A Recursive Algorithm to Render Signed Distance Fields
Signed Distance Fields (SDFs), also known as implicit surfaces, are a mathematical way to define 3D objects. If polygons and rasterization are like imperative programming, then SDFs are (literally) the functional paradigm for graphics. In this paradigm, an object can be defined by a function that computes a signed distance to the surface of the object, where the distance is positive outside of the object, zero at its surface, and negative inside the object.
The beauty of SDFs is that, like functional programming operators, they can be easily combined. You can subtract one shape from another, you can morph and twist shapes, you can bend space. All kinds of things that would be very hard to do with polygons become trivially easy. In this paradigm, your 3D scene can be defined using code, and even a relatively short program can create something like an infinite procedural city. In a lot of ways, it feels like graphics technology from the future. I imagine that FORTRAN programmers probably felt this kind of awe the first time they saw Lisp code, too.
Inigo Quilez deserves a lot of credit for popularizing the technique and making it approachable to many. However, what initially led me to discover the technique is that it has become widely used in the demoscene. There is a demoscene crew called Mercury which produced several mindblowing 64-kilobyte demos, where the whole program, including music and textures fits inside of a self-contained 64KB executable, because everything is procedurally generated. These demos heavily leveraged SDFs to produce incredible graphics at the time.
The standard algorithm used to render SDFs is known as raymarching or sphere tracing. This algorithm has the nice property that it's very easy to understand and to implement. It's a lot simpler than rasterizing polygons. You don't have to deal with image plane projections and clipping, for instance. The downside is that this algorithm is computationally much more expensive than rasterization. This is because rendering a single pixel can require sampling your SDF multiple times. If your SDF is very complex, this can be especially painful. Raymarching is typically even more expensive than raytracing. However, as previously stated, SDFs have many very appealing properties, so it's tempting to try to find ways to render them faster.

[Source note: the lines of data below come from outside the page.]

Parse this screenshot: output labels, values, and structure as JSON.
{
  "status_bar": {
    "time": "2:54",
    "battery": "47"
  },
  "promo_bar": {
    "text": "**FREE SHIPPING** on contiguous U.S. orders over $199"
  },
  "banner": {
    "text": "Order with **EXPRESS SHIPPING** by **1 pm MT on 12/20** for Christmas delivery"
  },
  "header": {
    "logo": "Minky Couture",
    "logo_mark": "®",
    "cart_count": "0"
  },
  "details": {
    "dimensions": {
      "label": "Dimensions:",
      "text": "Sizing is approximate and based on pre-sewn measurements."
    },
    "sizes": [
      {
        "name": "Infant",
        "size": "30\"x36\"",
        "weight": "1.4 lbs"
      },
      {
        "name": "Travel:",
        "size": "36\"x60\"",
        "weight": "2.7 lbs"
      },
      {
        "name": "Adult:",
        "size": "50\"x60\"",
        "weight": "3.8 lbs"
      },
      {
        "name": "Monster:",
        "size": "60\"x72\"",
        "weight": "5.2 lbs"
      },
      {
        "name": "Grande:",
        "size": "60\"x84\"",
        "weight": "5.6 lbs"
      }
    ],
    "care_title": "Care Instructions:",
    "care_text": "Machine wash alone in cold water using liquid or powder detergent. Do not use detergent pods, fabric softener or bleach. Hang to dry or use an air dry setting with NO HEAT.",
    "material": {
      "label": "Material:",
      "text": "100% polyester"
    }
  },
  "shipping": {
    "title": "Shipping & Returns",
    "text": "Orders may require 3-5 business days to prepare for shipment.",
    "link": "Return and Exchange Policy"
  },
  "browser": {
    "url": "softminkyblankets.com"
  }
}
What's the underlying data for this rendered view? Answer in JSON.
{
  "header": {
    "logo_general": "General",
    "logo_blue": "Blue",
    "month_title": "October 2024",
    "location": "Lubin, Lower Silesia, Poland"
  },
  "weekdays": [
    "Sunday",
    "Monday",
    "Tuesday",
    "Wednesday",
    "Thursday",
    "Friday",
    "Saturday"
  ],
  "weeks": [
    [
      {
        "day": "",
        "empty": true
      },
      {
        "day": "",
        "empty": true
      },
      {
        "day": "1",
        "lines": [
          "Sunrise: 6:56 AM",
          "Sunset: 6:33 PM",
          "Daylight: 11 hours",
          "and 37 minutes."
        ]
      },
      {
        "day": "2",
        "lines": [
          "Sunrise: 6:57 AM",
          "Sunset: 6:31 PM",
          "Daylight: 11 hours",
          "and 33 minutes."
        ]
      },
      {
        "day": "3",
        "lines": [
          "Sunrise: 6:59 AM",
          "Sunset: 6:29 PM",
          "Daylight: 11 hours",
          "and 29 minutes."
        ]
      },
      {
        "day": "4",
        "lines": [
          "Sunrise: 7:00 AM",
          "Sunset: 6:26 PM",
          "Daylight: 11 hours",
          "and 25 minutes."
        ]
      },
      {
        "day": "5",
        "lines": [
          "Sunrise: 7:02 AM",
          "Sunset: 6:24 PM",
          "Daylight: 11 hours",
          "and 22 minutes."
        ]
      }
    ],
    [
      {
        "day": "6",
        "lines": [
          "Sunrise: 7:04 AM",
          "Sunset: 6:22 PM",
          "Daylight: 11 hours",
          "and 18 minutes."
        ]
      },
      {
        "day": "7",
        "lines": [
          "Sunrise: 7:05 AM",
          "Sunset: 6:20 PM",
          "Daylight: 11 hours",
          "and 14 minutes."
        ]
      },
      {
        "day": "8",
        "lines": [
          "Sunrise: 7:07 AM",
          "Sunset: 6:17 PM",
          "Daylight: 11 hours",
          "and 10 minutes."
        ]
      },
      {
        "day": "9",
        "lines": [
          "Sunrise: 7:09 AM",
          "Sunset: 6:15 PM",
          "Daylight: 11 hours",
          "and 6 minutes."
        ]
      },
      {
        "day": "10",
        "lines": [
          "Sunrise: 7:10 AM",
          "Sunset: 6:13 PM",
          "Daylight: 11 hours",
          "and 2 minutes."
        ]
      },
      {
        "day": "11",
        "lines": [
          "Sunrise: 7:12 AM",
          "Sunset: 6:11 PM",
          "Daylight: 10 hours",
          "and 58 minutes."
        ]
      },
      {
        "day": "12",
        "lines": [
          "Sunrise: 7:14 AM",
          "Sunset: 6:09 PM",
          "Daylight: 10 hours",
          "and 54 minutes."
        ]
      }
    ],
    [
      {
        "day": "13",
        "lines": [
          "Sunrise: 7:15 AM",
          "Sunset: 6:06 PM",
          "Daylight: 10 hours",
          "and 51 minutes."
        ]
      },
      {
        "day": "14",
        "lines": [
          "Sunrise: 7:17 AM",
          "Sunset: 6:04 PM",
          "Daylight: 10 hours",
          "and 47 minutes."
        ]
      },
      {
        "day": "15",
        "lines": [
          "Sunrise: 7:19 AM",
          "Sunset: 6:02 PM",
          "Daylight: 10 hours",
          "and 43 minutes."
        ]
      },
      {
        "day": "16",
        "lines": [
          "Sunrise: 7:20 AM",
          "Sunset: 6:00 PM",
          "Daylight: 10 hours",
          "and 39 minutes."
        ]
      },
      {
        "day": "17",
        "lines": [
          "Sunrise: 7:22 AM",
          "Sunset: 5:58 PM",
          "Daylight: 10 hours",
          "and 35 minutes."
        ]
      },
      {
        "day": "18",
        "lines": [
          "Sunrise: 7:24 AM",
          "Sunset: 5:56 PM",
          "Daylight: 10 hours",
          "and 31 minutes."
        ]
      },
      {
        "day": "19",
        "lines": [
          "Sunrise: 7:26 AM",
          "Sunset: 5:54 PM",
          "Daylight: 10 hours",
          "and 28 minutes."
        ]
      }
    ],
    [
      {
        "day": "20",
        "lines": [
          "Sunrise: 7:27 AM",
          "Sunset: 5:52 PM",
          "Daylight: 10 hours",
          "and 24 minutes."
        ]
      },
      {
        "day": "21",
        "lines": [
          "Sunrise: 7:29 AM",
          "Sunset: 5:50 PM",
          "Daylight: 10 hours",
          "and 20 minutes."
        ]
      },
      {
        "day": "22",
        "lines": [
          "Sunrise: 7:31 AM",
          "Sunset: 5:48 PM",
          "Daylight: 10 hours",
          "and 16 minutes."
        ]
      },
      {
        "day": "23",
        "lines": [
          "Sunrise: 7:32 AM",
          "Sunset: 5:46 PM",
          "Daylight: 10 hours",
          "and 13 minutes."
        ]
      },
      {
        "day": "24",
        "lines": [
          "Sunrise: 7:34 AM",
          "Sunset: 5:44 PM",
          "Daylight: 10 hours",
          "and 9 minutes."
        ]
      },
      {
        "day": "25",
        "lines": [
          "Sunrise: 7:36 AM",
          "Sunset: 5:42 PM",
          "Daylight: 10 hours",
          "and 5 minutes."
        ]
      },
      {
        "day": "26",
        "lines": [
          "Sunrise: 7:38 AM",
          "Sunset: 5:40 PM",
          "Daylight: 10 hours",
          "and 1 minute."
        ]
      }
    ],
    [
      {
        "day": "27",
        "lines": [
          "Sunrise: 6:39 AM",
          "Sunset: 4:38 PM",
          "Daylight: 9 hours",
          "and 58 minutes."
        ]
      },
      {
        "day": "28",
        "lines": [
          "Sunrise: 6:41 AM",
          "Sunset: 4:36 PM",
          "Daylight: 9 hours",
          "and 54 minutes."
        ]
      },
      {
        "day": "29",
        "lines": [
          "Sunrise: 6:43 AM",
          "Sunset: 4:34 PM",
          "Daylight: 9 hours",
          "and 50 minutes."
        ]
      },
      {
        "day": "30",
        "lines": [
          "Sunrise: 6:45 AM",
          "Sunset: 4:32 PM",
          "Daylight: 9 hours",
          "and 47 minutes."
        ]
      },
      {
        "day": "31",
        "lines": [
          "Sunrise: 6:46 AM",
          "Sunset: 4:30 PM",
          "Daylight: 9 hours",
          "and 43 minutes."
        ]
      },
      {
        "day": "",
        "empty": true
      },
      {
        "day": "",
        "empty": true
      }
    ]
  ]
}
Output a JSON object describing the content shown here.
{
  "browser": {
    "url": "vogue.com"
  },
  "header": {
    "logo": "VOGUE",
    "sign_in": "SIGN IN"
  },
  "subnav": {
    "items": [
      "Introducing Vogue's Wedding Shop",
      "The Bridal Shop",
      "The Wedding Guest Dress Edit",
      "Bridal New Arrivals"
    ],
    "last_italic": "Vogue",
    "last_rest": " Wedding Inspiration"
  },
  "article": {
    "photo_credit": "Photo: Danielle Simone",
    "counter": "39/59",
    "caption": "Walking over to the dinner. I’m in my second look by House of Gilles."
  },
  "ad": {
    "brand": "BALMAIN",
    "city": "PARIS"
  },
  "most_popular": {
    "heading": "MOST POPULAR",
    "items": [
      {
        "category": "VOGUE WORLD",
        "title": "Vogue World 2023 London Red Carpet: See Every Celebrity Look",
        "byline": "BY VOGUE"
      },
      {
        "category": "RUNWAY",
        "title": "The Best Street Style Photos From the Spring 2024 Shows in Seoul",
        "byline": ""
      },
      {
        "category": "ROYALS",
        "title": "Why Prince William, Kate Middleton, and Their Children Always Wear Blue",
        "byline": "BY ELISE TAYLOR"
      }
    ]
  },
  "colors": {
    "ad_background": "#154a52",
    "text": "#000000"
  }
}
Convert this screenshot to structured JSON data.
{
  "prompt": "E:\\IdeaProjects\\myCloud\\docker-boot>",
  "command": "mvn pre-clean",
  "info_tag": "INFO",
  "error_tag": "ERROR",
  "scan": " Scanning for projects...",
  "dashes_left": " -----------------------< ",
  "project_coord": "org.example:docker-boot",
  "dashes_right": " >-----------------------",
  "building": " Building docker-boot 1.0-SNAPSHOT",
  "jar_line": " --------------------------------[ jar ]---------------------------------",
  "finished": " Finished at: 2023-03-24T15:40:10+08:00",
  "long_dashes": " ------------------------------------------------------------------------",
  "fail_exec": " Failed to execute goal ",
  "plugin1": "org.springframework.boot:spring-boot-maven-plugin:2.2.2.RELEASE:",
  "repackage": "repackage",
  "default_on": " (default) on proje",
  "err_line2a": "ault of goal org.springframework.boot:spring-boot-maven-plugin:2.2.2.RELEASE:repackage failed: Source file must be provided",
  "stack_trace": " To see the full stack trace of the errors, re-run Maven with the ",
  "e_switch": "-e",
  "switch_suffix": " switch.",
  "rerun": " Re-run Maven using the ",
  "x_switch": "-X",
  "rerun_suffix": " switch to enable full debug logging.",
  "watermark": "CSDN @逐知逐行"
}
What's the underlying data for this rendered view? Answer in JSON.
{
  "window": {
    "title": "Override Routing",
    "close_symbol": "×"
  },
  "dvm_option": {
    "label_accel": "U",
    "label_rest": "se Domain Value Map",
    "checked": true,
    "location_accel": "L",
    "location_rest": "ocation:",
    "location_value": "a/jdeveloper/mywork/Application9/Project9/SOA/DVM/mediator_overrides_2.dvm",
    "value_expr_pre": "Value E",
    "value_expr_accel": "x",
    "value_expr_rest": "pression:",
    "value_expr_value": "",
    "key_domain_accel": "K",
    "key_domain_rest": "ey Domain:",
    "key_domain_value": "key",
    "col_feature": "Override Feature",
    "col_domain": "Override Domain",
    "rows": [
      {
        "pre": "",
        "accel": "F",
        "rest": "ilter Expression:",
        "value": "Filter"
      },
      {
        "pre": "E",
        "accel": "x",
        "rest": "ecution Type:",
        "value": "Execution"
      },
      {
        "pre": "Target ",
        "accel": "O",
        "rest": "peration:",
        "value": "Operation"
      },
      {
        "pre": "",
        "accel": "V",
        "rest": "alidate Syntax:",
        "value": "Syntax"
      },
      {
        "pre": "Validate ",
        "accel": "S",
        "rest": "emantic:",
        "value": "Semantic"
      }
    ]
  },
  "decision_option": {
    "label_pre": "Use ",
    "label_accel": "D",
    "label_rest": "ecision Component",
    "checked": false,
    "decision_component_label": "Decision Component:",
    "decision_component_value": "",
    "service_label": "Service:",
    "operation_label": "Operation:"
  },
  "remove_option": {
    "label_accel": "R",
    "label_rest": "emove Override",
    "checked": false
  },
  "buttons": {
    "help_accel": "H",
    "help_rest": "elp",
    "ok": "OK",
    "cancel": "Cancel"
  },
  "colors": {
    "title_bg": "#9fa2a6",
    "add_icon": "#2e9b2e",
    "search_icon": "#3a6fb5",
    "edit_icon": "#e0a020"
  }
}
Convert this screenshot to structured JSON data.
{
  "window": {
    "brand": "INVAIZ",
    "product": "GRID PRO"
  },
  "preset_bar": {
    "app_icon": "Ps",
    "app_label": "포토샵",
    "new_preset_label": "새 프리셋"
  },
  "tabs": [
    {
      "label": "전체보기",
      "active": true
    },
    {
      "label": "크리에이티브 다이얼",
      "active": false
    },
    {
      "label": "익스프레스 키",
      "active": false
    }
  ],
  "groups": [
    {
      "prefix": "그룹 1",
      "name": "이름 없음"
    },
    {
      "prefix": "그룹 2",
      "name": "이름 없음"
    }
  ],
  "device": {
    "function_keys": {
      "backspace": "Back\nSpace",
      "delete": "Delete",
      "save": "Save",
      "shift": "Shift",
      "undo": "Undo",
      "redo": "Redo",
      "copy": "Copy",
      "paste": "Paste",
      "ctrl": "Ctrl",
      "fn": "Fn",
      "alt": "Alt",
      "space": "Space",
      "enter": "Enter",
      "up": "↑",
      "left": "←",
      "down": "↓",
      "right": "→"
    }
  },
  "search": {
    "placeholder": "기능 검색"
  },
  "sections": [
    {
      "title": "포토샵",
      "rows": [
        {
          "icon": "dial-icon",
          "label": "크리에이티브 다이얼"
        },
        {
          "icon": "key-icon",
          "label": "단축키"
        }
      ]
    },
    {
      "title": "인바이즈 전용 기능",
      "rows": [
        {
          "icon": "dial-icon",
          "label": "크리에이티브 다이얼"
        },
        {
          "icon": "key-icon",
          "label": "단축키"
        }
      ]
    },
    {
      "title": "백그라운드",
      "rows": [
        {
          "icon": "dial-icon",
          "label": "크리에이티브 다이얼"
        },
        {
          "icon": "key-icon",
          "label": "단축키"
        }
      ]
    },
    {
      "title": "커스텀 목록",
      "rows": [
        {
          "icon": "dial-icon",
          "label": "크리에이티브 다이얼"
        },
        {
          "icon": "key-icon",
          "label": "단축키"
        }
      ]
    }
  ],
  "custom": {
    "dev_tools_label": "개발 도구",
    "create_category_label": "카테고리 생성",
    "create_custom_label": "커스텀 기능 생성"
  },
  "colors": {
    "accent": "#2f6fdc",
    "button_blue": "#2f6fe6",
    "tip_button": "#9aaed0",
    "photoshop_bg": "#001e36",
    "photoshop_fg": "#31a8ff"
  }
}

Back in 2016, I wrote about the potential to use partial evaluation, a technique from the world of compilers, to optimize the rendering of SDFs. Using compiler techniques is appealing because SDFs render 3D scenes as code. Matt Keeter had commented at the time to share that interval arithmetic can be used to achieve this purpose. However, the downside is that to make this work, you have to implement a whole compiler for your SDFs. There are also potentially simpler techniques, such as using bounding volumes to determine which objects in the world can intersect with your view frustum and avoid evaluating an SDF corresponding to the entire scene. Still, even if you can constrain the number of objects being sampled, SDFs can still remain expensive to render.
Using SDFs to do real-time 3D graphics only became practical with the advent of modern GPUs. On a GPU, it's not so crazy to think of evaluating the same function several times per pixel. What if you wanted to render SDFs on CPU though? That might sound a bit silly, but CPU programming has the advantage that all of your codebase can be in the same programming language, and you don't have to deal with the awkwardness of shuffling data back and forth with GPU APIs, along with sometimes awkward programming constraints.
I had this idea a few days ago that it might be possible to use a recursive divide and conquer algorithm to render SDFs. It's possible to recursively divide the view frustum into smaller and smaller quads. The idea being that you start by tracing an initial ray corresponding to the entire view frustum, and you try to advance all rays at the same time. This is possible because you can calculate, given a ray centered in the middle of a quad, how far you can safely advance all rays in that quad. When you get too close to an object to be able to advance all rays, you can recursively subdivide your patch into 4, and try again with a smaller quad.
I wrote a proof of concept in Rust and put it on GitHub. My test program is rendering a very simple scene, but the results are very encouraging. With the recursive algorithm, it's possible to render this object with 3 to 4x fewer rays per pixel, and more than tripling the frame rate. The benefit may not be as much for more crowded scenes with less empty space or when rendering fractals. However, I think there's still a clear benefit given that a lot of the scenes people tend to render (e.g. games) do fit the pattern where there is a lot of empty space and world surfaces are relatively flat.
I also decided to extend my recursive algorithm further and implemented another one which builds on this and uses linear interpolation to shade entire patches of up to 10x10 pixels. The idea there is that when you get to an object, you can query ahead of your current position, and if you find that all four corners of the current quad are inside the object, then you can heuristically guess that you are not at the edge of an object. I compare the normals at every corner of the patch to check that they are relatively aligned to make sure that the patch did not hit a sharp corner. This is an approximation and it probably only makes sense for flat-shaded objects, but makes it possible to go down to fewer than one sample per pixel.